Tafsir Kemenag: Di antara nikmat Allah yang paling besar yang dianugerahkan kepada manusia ialah menciptakan manusia hidup dari benda-benda mati, memberi roh, jiwa, akal pikiran dan perasaan, sehingga manusia dapat hidup dan menikmati kehidupan, dapat mengolah bumi untuk kesenangan mereka.

Dengan jiwa, akal pikiran dan perasaan itu pula, manusia dapat melaksanakan perintah-perintah Allah dan menghentikan larangan-larangan-Nya, sehingga di akhirat mereka dilimpahkan lagi nikmat yang paling besar yang tiada taranya, yaitu berupa surga yang telah dijanjikan-Nya.

Sekalipun demikian banyaknya nikmat-nikmat Allah yang telah dilimpahkan kepada manusia, tetapi sedikit manusia yang mensyukuri-Nya, bahkan banyak di antara mereka yang mengingkari-Nya, bahkan ada yang mendurhakai dan menyekutukan-Nya dengan makhluk yang lain.
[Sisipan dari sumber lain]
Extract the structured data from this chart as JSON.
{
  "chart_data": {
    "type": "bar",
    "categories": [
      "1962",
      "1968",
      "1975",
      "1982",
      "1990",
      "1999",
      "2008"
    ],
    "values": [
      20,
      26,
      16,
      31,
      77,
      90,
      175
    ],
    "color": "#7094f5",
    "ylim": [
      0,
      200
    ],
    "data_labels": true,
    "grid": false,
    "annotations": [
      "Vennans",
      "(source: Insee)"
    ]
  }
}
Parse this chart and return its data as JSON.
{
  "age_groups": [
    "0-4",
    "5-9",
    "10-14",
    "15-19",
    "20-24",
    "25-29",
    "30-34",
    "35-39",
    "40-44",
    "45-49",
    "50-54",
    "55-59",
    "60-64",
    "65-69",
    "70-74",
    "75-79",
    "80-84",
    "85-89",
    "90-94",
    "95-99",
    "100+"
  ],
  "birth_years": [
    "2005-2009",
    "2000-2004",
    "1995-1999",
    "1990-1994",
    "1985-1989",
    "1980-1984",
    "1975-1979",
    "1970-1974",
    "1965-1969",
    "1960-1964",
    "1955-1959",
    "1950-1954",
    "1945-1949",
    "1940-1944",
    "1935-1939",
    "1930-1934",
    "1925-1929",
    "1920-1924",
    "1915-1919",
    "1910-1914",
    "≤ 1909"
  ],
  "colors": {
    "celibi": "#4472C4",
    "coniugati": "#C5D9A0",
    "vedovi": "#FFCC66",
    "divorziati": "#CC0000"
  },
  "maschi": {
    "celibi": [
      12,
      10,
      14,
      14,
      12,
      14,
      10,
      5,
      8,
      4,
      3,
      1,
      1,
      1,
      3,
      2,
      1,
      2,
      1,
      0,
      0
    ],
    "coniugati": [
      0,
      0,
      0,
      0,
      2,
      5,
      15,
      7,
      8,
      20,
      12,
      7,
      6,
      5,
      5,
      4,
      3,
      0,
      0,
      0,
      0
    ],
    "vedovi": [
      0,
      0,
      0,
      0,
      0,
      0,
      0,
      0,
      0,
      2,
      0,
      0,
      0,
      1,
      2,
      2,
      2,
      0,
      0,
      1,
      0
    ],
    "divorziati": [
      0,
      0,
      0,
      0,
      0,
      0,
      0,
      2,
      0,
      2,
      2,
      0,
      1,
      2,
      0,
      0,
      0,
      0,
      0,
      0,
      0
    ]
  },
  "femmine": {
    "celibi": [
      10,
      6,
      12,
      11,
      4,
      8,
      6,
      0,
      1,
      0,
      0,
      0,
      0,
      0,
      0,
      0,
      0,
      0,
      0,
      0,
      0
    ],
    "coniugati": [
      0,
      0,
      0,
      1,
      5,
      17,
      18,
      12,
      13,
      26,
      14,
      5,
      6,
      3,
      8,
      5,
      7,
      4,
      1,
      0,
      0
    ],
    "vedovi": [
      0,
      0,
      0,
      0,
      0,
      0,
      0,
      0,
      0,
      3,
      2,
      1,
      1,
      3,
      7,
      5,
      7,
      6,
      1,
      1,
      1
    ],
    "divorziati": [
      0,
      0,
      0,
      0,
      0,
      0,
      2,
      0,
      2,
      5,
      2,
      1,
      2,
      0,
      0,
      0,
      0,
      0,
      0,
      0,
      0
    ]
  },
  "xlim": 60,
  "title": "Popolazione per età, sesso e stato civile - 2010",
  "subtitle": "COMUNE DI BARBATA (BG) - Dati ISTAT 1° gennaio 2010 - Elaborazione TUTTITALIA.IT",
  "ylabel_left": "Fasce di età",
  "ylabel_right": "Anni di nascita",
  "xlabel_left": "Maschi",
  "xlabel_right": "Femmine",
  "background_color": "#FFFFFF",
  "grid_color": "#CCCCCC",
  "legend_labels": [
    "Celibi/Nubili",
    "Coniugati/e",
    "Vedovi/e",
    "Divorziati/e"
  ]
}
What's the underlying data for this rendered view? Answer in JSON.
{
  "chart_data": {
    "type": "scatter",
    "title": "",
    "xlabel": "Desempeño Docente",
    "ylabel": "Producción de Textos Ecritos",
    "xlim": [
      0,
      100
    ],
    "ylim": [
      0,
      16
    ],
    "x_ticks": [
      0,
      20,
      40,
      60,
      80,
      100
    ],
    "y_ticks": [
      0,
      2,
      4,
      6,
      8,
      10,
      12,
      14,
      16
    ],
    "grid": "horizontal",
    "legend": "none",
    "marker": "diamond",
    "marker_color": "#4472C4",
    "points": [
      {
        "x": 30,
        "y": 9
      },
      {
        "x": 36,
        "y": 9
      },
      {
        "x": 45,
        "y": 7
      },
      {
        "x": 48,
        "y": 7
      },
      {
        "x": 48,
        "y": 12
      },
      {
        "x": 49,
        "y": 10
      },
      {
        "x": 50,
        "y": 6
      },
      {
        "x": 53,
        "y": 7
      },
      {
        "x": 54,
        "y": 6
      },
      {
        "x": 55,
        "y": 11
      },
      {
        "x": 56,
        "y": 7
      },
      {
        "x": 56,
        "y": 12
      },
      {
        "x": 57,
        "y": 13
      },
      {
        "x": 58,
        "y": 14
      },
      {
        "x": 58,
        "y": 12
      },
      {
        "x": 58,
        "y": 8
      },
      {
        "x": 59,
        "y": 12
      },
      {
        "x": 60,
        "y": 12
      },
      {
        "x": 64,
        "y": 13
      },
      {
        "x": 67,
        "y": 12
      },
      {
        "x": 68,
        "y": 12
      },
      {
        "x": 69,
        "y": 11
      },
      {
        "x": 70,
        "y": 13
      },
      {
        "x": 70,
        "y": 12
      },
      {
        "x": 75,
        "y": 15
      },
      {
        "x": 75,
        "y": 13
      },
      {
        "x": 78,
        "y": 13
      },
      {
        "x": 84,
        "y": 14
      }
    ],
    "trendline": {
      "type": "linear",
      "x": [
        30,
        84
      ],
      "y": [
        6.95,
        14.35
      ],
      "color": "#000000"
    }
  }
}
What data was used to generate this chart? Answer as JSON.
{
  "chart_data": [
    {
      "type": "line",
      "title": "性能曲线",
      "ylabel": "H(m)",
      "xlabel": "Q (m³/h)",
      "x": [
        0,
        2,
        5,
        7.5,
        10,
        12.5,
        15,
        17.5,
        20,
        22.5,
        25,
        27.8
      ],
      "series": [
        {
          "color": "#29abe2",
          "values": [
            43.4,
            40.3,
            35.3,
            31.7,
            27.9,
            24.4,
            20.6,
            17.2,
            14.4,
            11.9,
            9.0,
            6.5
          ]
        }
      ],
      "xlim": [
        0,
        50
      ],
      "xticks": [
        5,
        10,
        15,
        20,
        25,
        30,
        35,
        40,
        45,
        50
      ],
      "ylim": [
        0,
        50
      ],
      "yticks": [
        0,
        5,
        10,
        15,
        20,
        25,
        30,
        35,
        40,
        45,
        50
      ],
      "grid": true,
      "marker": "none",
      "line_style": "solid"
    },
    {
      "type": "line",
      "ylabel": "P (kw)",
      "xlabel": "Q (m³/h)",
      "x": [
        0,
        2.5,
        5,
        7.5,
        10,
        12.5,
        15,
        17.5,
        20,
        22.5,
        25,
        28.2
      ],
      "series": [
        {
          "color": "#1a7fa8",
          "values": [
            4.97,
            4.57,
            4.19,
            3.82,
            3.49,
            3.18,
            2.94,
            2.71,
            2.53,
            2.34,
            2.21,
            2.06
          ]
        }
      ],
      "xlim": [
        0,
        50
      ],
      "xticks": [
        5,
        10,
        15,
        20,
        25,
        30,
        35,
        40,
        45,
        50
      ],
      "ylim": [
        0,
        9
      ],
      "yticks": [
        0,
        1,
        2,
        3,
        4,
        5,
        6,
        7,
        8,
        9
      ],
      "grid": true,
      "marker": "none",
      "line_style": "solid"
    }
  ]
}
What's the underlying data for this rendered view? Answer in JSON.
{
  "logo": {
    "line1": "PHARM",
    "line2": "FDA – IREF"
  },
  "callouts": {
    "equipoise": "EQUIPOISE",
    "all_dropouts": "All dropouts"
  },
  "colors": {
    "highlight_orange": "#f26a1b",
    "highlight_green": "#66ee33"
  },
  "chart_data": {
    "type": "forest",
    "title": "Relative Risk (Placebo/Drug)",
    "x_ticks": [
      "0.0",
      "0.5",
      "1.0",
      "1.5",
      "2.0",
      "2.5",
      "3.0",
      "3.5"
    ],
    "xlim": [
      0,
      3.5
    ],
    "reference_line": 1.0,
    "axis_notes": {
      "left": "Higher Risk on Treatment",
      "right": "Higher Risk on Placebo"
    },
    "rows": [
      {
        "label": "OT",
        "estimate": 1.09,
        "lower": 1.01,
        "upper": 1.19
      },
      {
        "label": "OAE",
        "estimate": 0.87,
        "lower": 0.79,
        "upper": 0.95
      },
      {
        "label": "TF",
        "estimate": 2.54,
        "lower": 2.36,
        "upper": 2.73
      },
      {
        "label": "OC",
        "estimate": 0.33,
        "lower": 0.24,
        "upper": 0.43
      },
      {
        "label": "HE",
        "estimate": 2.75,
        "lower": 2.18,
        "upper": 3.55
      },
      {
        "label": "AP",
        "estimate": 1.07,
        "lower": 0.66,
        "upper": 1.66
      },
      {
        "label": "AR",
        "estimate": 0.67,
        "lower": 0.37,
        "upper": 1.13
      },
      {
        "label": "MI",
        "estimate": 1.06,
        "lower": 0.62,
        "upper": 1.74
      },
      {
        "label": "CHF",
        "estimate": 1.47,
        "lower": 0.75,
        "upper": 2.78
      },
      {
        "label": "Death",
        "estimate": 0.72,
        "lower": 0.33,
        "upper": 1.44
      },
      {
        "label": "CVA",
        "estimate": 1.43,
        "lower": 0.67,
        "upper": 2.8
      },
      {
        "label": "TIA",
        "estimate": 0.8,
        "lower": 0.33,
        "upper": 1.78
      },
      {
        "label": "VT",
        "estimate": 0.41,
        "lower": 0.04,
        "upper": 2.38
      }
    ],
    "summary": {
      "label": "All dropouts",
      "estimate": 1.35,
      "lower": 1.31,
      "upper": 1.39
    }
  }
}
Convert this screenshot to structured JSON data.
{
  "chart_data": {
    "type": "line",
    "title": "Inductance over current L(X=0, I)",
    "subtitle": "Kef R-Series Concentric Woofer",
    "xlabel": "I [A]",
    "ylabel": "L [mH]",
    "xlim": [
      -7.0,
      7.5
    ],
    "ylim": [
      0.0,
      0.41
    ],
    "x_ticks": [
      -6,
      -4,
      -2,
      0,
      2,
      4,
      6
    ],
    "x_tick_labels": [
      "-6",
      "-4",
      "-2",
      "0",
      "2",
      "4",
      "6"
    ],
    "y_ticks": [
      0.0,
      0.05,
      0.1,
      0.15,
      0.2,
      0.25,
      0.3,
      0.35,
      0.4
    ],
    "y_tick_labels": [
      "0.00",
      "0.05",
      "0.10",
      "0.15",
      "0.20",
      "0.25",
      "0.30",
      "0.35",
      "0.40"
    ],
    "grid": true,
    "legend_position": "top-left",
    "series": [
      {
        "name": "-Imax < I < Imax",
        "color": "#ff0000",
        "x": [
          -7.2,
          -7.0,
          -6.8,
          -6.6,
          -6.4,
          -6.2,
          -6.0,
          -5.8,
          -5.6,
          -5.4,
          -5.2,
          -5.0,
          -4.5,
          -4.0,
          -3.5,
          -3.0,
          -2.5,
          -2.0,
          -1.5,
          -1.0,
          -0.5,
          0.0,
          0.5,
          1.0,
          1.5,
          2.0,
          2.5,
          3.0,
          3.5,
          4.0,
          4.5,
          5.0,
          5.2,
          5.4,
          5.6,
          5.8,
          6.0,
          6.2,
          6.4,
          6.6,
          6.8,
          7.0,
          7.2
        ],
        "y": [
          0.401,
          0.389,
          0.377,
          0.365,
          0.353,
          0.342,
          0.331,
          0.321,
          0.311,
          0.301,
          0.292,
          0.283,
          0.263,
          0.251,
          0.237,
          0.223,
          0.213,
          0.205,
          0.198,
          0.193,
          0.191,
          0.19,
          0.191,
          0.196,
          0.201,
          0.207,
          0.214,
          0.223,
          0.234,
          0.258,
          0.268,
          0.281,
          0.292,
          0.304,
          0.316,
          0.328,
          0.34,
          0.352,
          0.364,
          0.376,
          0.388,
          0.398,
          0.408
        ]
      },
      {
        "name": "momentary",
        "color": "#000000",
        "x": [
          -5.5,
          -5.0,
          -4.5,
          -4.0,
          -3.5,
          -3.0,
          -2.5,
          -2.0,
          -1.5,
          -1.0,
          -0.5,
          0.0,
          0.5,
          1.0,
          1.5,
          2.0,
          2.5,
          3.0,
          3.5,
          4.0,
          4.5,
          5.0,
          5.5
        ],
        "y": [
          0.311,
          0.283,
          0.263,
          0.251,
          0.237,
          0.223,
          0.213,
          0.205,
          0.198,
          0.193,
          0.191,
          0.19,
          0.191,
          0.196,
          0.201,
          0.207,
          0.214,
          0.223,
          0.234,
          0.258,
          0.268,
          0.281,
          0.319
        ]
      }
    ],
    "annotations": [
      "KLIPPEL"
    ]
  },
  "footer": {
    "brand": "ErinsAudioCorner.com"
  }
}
Allah berfirman:

Bagaimana kamu ingkar kepada Allah, padahal kamu (tadinya) mati, lalu Dia menghidupkan kamu, kemudian Dia mematikan kamu lalu Dia menghidupkan kamu kembali. Kemudian kepada-Nyalah kamu dikembalikan. (al-Baqarah/2: 28)

Dan firman Allah: Katakanlah, “Allah yang menghidupkan kemudian mematikan kamu, setelah itu mengumpulkan kamu pada hari Kiamat yang tidak diragukan lagi; tetapi kebanyakan manusia tidak mengetahui.” (al-Jashiyah/45: 26).

Tafsir Quraish Shihab: Dialah yang menghidupkan, mematikan jika ajal telah tiba, dan menghidupkan kalian kembali pada hari kiamat untuk mendapatkan perhitungan dan pembalasan. Kendatipun adanya nikmat dan bukti-bukti itu, ternyata manusia masih tetap ingkar kepada Allah.

Shadaqallahul ‘adzhim. Alhamdulillah, kita telah pelajari bersama kandungan Surah Al-Hajj Ayat 63-66 berdasarkan Tafsir Jalalain, Tafsir Ibnu Katsir, Tafsir Kemenag dan Tafsir Quraish Shihab Semoga menambah khazanah ilmu Al-Qur’an kita.